See examples/typescript/ai-agent/ai-agent-zapcode-ai.ts for the full working example.

Anthropic SDK

TypeScript:

import Anthropic from "@anthropic-ai/sdk";
import { Zapcode, ZapcodeSnapshotHandle } from "@unchartedfr/zapcode";

const tools = {
  getWeather: async (city: string) => {
    const res = await fetch(`https://api.weather.com/${city}`);
    return res.json();
  },
};

const client = new Anthropic();
const response = await client.messages.create({
  model: "claude-sonnet-4-20250514",
  max_tokens: 1024,
  system: `Write TypeScript to answer the user's question.
Available functions (use await): getWeather(city: string) → { condition, temp }
Last expression = output. No markdown fences.`,
  messages: [{ role: "user", content: "What's the weather in Tokyo?" }],
});

const code = response.content[0].type === "text" ? response.content[0].text : "";

// Execute + resolve tool calls via snapshot/resume
const sandbox = new Zapcode(code, { externalFunctions: ["getWeather"] });
let state = sandbox.start();
while (!state.completed) {
  const result = await tools[state.functionName](...state.args);
  state = ZapcodeSnapshotHandle.load(state.snapshot).resume(result);
}
console.log(state.output);

Python:

import anthropic
from zapcode import Zapcode

client = anthropic.Anthropic()
response = client.messages.create(
    model="claude-sonnet-4-20250514",
    max_tokens=1024,
    system="""Write TypeScript to answer the user's question.
Available functions (use await): getWeather(city: string) → { condition, temp }
Last expression = output.
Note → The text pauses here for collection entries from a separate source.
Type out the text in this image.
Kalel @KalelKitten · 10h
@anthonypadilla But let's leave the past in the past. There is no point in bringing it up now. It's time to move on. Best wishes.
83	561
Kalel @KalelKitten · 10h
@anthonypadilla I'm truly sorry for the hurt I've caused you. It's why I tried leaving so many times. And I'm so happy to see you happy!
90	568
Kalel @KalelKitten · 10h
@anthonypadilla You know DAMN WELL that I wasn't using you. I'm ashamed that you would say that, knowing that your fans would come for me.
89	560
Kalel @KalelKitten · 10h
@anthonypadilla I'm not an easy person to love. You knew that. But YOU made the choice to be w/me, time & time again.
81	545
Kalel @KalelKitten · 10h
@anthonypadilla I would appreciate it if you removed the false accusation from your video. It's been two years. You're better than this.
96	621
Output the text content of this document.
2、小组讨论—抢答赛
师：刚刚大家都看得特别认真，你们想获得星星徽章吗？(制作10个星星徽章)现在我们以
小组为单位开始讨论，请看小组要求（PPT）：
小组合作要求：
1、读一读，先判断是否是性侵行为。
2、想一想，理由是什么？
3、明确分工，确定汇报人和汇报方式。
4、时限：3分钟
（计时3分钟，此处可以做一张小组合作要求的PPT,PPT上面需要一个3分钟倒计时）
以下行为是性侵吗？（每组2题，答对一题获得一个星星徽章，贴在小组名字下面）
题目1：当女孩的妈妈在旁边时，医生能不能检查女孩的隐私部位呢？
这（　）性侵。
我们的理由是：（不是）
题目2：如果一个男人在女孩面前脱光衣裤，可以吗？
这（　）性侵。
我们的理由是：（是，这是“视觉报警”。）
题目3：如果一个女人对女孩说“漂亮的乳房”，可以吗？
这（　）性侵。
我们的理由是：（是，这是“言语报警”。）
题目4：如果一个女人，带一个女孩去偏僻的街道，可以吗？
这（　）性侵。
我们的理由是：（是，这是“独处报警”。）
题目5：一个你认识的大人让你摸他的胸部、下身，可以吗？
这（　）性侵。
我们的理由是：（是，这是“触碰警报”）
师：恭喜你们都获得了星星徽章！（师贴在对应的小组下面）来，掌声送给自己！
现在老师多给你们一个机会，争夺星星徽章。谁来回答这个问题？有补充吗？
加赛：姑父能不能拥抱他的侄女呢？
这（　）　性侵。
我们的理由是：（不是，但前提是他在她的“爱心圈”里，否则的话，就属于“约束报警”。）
No markdown fences.""",
    messages=[{"role": "user", "content": "What's the weather in Tokyo?"}],
)
code = response.content[0].text

sandbox = Zapcode(code, external_functions=["getWeather"])
state = sandbox.start()
while state.get("suspended"):
    result = get_weather(*state["args"])
    state = state["snapshot"].resume(result)
print(state["output"])

See examples/typescript/ai-agent/ai-agent-anthropic.ts and examples/python/ai-agent/ai_agent_anthropic.py.

Multi-SDK support

zapcode() returns adapters for all major AI SDKs from a single call:

const { system, tools, openaiTools, anthropicTools, handleToolCall } = zapcode({
  tools: { getWeather: { ... } },
});

// Vercel AI SDK
await generateText({ model: anthropic("claude-sonnet-4-20250514"), system, tools, messages });

// OpenAI SDK
await openai.chat.completions.create({
  messages: [{ role: "system", content: system }, ...userMessages],
  tools: openaiTools,
});

// Anthropic SDK
await anthropic.messages.create({ system, tools: anthropicTools, messages });

// Any SDK — just extract the code from the tool call and pass it to handleToolCall
const result = await handleToolCall(codeFromToolCall);
b = zapcode(tools={...})
b.anthropic_tools  # → Anthropic SDK format
b.openai_tools     # → OpenAI SDK format
b.handle_tool_call(code)  # → Universal handler
Custom adapters

Build a custom adapter for any AI SDK without forking Zapcode:

import { zapcode, createAdapter } from "@unchartedfr/zapcode-ai";

const myAdapter = createAdapter("my-sdk", (ctx) => {
  return {
    systemMessage: ctx.system,
    actions: [{
      id: ctx.toolName,
      schema: ctx.toolSchema,
      run: async (input: { code: string }) => {
        return ctx.handleToolCall(input.code);
      },
    }],
  };
});

const { custom } = zapcode({
  tools: { ... },
  adapters: [myAdapter],
});

const myConfig = custom["my-sdk"];
from zapcode_ai import zapcode, Adapter, AdapterContext

class LangChainAdapter(Adapter):
    name = "langchain"

    def adapt(self, ctx: AdapterContext):
        from langchain_core.tools import StructuredTool
        return StructuredTool.from_function(
            func=lambda code: ctx.handle_tool_call(code),
            name=ctx.tool_name,
            description=ctx.tool_description,
        )

b = zapcode(tools={...}, adapters=[LangChainAdapter()])
langchain_tool = b.custom["langchain"]

The adapter receives an AdapterContext with everything needed: system prompt, tool name, tool JSON schema, and a handleToolCall function. Return whatever shape your SDK expects.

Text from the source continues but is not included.